Abstract

Site Design for Multifamily Housing: Creating Livable, Connected Neighborhoods provides practical guidance for planners, developers, and designers to create livable, connected multifamily housing developments and neighborhoods. While livability is one of the core values of sustainability (Berke et al. 2006), it has been hampered in many US communities due to lacking connectivity and increasing autodependency. Today, a disproportionate number of residents in the suburbs depend on automobile even for local daily trips to schools, shops, services, and recreational facilities. The authors address that the site design for multifamily housing promoting connectivity and accessibility is critical, especially in the suburbs, because denser development and multifamily housing are important components of compact and walkable development that enhances community livability.

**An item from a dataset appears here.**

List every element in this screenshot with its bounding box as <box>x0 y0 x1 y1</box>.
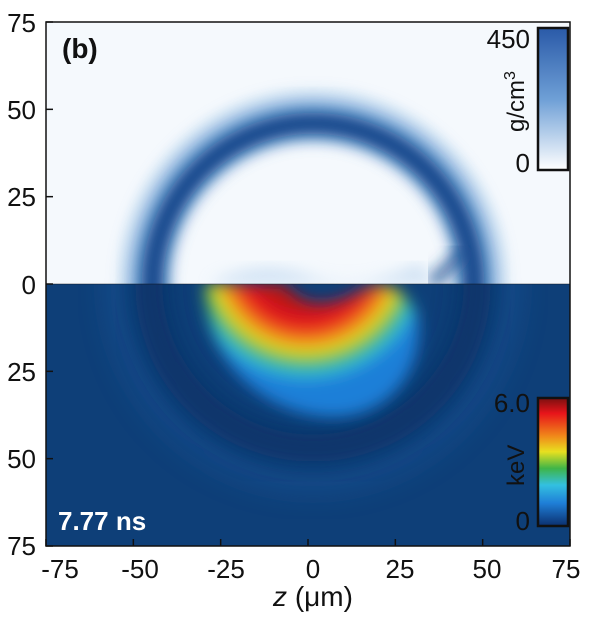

The main component of this book is ten key site design criteria including pedestrian network, street network, access points, edges, parking, street design, building massing and orientation, open space and landscape design, bicycles, and relationships. The criteria are comprehensive for increasing connectivity and accessibility in and around a multifamily housing development but not mutually exclusive. The recommendations in each site design element consider physical aspects (e.g., efficiency and attractiveness) as well as social aspects (e.g., safety and social relations).
The first nine site design elements address how to increase connectivity within the development and to surrounding developments through an effective design of walking, biking, and driving paths, parking, building structure, and open space. In particular, the authors emphasize how to make a multifamily development more connected to external streets and nearby developments. The last element, relationship, focuses on the site design methods to engage with specific surrounding uses including commercial areas, single-family homes and other multifamily developments, and open space. Each site design criterion is accompanied by its definition, examples of existing conditions that are missing the site design element, and recommendations that reflect the site design element.
The section of site design criteria is followed by exemplary suburban multifamily developments that integrated the site design criteria. The book also includes a section of how exiting projects might be retrofitted to incorporate the site design criteria. These examples allow readers to have an opportunity to apply the site design elements to practical cases. The final two sections consist of a project checklist that can be used during project development and municipal codes from five progressive cities in Oregon, California, and North Carolina that have embraced the site design elements.
This book may be used as a desktop reference for planners, developers, designers, and even residents and as a textbook for a site design class. Not only does this book illustrate practical cases and give ideas of an effective site design for multifamily developments by using numerous maps and photos, but it also connects the site design elements to city codes. This book is clearly written and is easy to follow with an instruction to use the site design criteria and visual images.
What the book lacks is the backgrounds of how the progressive cities began to adopt their codes. Additionally, it does not discuss financial viability for the proposed improvements or the strategies to adopt such codes. A brief discussion on financial reality or strategies to adopt codes that enhance livability will help understand how planners and local officers can play a role in adopting such codes. Also, a discussion on the relationship of site design with urban planning and architectural design may be useful. Finally, as housing development is so different politically, socioeconomically, and culturally across regions, including additional examples of multifamily housing development from the midwestern and the eastern regions will be helpful.